Working on mental health and wellbeing will also be crucial and Ms Sandford said it’s no secret that these issues are widespread among the legal profession.

“Lawyers consistently rate among the top few occupations with the highest prevalence of mental health problems, and this has only been exacerbated by the pandemic,” she said.

“I know that all law societies take this issue very seriously and provide extensive mental health support to practitioners, which is absolutely commendable, but I believe more can be done to provide more assistance, individually and collectively, to support practitioners experiencing mental health issues, and to identify contributing factors and change some of the habits and behaviours which are prevalent in legal practice but can prevent us from operating at our best.”

Increasing advocacy for a changing profession 

Ms Sandford, who is now the youngest Law Society president in the association’s 142-year history, has taken on the presidential role in a year where, for the first time, the majority of law society presidents around Australia are female.

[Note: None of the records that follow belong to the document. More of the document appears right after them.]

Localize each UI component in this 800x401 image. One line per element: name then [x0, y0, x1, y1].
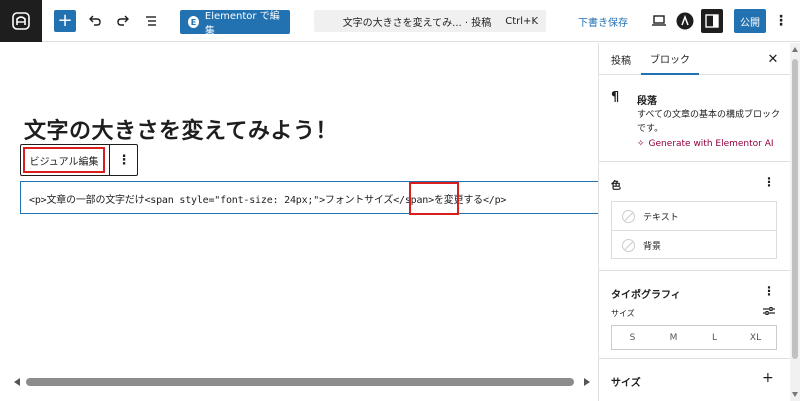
paragraph-icon: ¶: [611, 90, 620, 105]
horizontal-scrollbar[interactable]: [14, 377, 590, 387]
scroll-right-icon[interactable]: [584, 378, 590, 386]
typography-title: タイポグラフィ: [611, 290, 681, 301]
astra-icon: [676, 12, 694, 30]
dimensions-title: サイズ: [611, 378, 641, 389]
elementor-icon: E: [188, 16, 199, 28]
site-logo-button[interactable]: [0, 0, 42, 42]
toolbar-divider: [109, 145, 110, 175]
size-option-s[interactable]: S: [612, 333, 653, 343]
plus-icon: +: [57, 10, 73, 31]
size-option-xl[interactable]: XL: [735, 333, 776, 343]
list-view-icon: [146, 16, 156, 26]
scroll-down-icon[interactable]: [792, 392, 798, 397]
astra-settings-button[interactable]: [674, 10, 696, 32]
editor-canvas: 文字の大きさを変えてみよう！ ビジュアル編集 ⋮ <p>文章の一部の文字だけ<s…: [0, 43, 598, 401]
elementor-ai-link[interactable]: ✧ Generate with Elementor AI: [637, 139, 774, 149]
block-options-button[interactable]: ⋮: [113, 147, 135, 173]
settings-toggle-button[interactable]: [701, 9, 723, 33]
more-vertical-icon: ⋮: [117, 152, 131, 168]
color-title: 色: [611, 181, 621, 192]
ai-link-label: Generate with Elementor AI: [648, 139, 774, 149]
size-option-l[interactable]: L: [694, 333, 735, 343]
undo-button[interactable]: [84, 10, 106, 32]
plus-icon: +: [762, 370, 774, 386]
typography-options-button[interactable]: ⋮: [763, 284, 775, 298]
scrollbar-thumb[interactable]: [792, 59, 798, 359]
text-color-label: テキスト: [643, 212, 679, 223]
editor-topbar: + E Elementor で編集 文字の大きさを変えてみ... · 投稿 Ct…: [0, 0, 800, 42]
highlight-annotation: [409, 182, 459, 215]
settings-sliders-icon: [763, 307, 775, 315]
color-options: テキスト 背景: [611, 201, 777, 259]
tab-block[interactable]: ブロック: [641, 43, 699, 75]
desktop-icon: [652, 15, 666, 26]
text-color-option[interactable]: テキスト: [612, 202, 776, 231]
document-title: 文字の大きさを変えてみ... · 投稿: [342, 17, 492, 29]
options-button[interactable]: ⋮: [773, 10, 789, 32]
dimensions-panel: サイズ +: [599, 360, 790, 401]
tab-post[interactable]: 投稿: [611, 43, 631, 75]
block-description: すべての文章の基本の構成ブロックです。: [637, 110, 781, 134]
settings-sidebar: 投稿 ブロック ✕ ¶ 段落 すべての文章の基本の構成ブロックです。 ✧ Gen…: [598, 43, 800, 401]
more-vertical-icon: ⋮: [774, 13, 788, 29]
edit-with-elementor-button[interactable]: E Elementor で編集: [180, 10, 290, 37]
add-block-button[interactable]: +: [54, 10, 76, 32]
redo-button[interactable]: [112, 10, 134, 32]
font-size-label: サイズ: [611, 309, 635, 318]
block-toolbar: ビジュアル編集 ⋮: [20, 144, 138, 176]
wordpress-site-icon: [12, 12, 30, 30]
scroll-up-icon[interactable]: [792, 47, 798, 52]
command-shortcut: Ctrl+K: [505, 15, 538, 27]
add-dimension-button[interactable]: +: [762, 370, 774, 386]
size-option-m[interactable]: M: [653, 333, 694, 343]
block-card: ¶ 段落 すべての文章の基本の構成ブロックです。 ✧ Generate with…: [599, 76, 790, 162]
background-color-label: 背景: [643, 242, 662, 252]
color-options-button[interactable]: ⋮: [763, 175, 775, 189]
save-draft-button[interactable]: 下書き保存: [578, 10, 628, 32]
color-panel: 色 ⋮ テキスト 背景: [599, 163, 790, 271]
custom-size-button[interactable]: [763, 306, 775, 319]
empty-swatch-icon: [622, 239, 635, 252]
undo-icon: [89, 15, 101, 26]
scrollbar-thumb[interactable]: [26, 378, 574, 386]
preview-button[interactable]: [648, 10, 670, 32]
font-size-picker: S M L XL: [611, 325, 777, 350]
publish-button[interactable]: 公開: [734, 9, 766, 33]
sidebar-tabs: 投稿 ブロック ✕: [599, 43, 790, 75]
visual-edit-button[interactable]: ビジュアル編集: [23, 147, 105, 173]
background-color-option[interactable]: 背景: [612, 231, 776, 260]
block-name: 段落: [637, 96, 657, 107]
empty-swatch-icon: [622, 209, 635, 223]
vertical-scrollbar[interactable]: [790, 43, 800, 401]
scroll-left-icon[interactable]: [14, 378, 20, 386]
sparkle-icon: ✧: [637, 139, 645, 149]
html-code-block[interactable]: <p>文章の一部の文字だけ<span style="font-size: 24p…: [20, 181, 598, 215]
close-icon: ✕: [767, 51, 779, 67]
post-title[interactable]: 文字の大きさを変えてみよう！: [24, 113, 338, 145]
redo-icon: [117, 15, 129, 26]
document-overview-button[interactable]: [140, 10, 162, 32]
typography-panel: タイポグラフィ ⋮ サイズ S M L XL: [599, 272, 790, 359]
close-sidebar-button[interactable]: ✕: [765, 51, 781, 67]
sidebar-icon: [705, 14, 719, 28]
command-palette-button[interactable]: 文字の大きさを変えてみ... · 投稿 Ctrl+K: [314, 10, 546, 32]
elementor-button-label: Elementor で編集: [204, 11, 280, 37]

“I’m very proud to be a part of this historic occasion, and looking forward to what can be done at a national level as well as locally to progress issues affecting South Australian practitioners and the broader community,” she said.

“Our role is to advocate for the best interests of the profession, and that means listening to the views, concerns and recommendations of the practitioners we represent. I believe it’s critical to canvas a diverse range of views so that our advocacy can best reflect the interests and experiences of the profession and community.

“In my view, we should actively work to increase diversity and inclusivity in the profession, especially in leadership roles, and do our best to hear and learn from different perspectives. Decision-making is most effective when an issue can be looked at from every angle.”

Ms Sandford said she is also keen to highlight the role of a lawyer as a trusted adviser, and to see other law society presidents also continue to do so.

“Every law society president invariably has to respond to skewed or misguided perceptions of lawyers. It is not an easy job to change those perceptions, but I think it’s a challenge that law societies should continue to embrace – we can serve an important role in helping to increase understanding about the way that the justice system works and why,” she said.

“The legal profession is one of the most highly regulated professions and is subject to stringent ethical guidelines. Most lawyers are conscientious, diligent and very capable advocates for their clients, and the profession provides an incredible amount of pro-bono assistance every year across a range of sectors. And most people who find themselves in a legal problem will end up in a far better position with the assistance of a lawyer than without one.”